Affrontare il trauma. Verso una psicoterapia integrata (recensione di Anna ROSSI)

Dimaggio G. (a cura di) (2021), Affrontare il trauma. Verso una psicoterapia integrata, Apertamenteweb, Roma, 2021, pp.167, euro 28,00.

Se solo non avessi ignorato le suppliche di mia madre, lei sarebbe ancora viva”: è così che suona quel dialogo interno, silenzioso e incessante, che nutre il senso di colpa e di indegnità di Alice.

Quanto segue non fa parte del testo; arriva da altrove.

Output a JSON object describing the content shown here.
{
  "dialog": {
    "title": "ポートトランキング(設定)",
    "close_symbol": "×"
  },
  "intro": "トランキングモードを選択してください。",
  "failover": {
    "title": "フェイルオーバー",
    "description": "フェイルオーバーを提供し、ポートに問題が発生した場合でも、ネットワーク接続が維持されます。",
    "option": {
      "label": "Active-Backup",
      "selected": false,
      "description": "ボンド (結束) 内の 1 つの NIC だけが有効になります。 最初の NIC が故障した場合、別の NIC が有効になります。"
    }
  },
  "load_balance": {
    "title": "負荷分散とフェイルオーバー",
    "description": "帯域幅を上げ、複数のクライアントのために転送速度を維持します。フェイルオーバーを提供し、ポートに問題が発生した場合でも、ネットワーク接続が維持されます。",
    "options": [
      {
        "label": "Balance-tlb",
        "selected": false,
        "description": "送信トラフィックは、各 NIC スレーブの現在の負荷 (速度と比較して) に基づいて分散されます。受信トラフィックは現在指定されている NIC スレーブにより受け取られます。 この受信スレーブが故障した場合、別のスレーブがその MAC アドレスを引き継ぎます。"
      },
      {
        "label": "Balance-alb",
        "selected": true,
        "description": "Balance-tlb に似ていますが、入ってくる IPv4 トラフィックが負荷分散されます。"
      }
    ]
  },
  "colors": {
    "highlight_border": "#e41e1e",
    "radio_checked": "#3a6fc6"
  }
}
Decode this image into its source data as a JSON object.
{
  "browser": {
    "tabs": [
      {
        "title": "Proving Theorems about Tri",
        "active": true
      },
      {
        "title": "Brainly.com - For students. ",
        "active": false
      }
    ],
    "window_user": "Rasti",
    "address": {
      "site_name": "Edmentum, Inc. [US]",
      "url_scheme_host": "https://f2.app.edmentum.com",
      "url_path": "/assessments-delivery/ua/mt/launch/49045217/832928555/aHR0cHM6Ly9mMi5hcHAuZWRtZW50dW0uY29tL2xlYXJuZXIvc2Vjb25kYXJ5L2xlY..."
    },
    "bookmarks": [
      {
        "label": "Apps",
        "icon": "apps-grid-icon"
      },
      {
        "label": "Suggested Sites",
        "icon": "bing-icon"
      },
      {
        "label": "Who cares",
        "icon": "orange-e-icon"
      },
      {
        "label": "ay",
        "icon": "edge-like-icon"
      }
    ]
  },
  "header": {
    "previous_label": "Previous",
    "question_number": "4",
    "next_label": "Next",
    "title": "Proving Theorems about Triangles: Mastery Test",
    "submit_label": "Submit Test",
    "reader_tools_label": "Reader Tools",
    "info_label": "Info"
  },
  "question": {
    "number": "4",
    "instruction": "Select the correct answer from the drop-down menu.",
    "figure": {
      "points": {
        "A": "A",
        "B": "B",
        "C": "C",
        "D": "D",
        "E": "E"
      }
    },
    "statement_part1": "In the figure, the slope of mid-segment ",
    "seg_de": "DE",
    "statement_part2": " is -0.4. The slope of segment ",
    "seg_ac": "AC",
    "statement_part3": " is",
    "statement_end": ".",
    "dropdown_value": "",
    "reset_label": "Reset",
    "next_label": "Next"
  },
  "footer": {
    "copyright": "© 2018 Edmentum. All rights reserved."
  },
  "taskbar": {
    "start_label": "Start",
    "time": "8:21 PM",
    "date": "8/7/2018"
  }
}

Della rapina nella banca in cui lavora, e in cui è stato poi difficile tornare, Antonella ricorda soprattutto il freddo della pistola puntata alla testa, un ricordo che non la molla e che occupa tanto spazio nella sua memoria, al punto da non permettere ad altri ricordi di emergere.

Francesca, vissuta in un ambiente familiare costellato da continue svalutazioni, umiliazioni, colpevolizzazioni, cerca un suo posto nel mondo e crede di poterlo trovare solo nella marginalità. Poi c’è Liliana con gli abusi che per anni ha subito dal nonno, il disgusto, la solitudine, la confusione e quella necessità compulsiva di avere il controllo nelle relazioni.

E ancora Davide con la sua vita “minima”, fatta di poche gratificazioni e tanti rituali, di poche relazioni e molte somatizzazioni, di sentimenti di inettitudine, vergogna e paura.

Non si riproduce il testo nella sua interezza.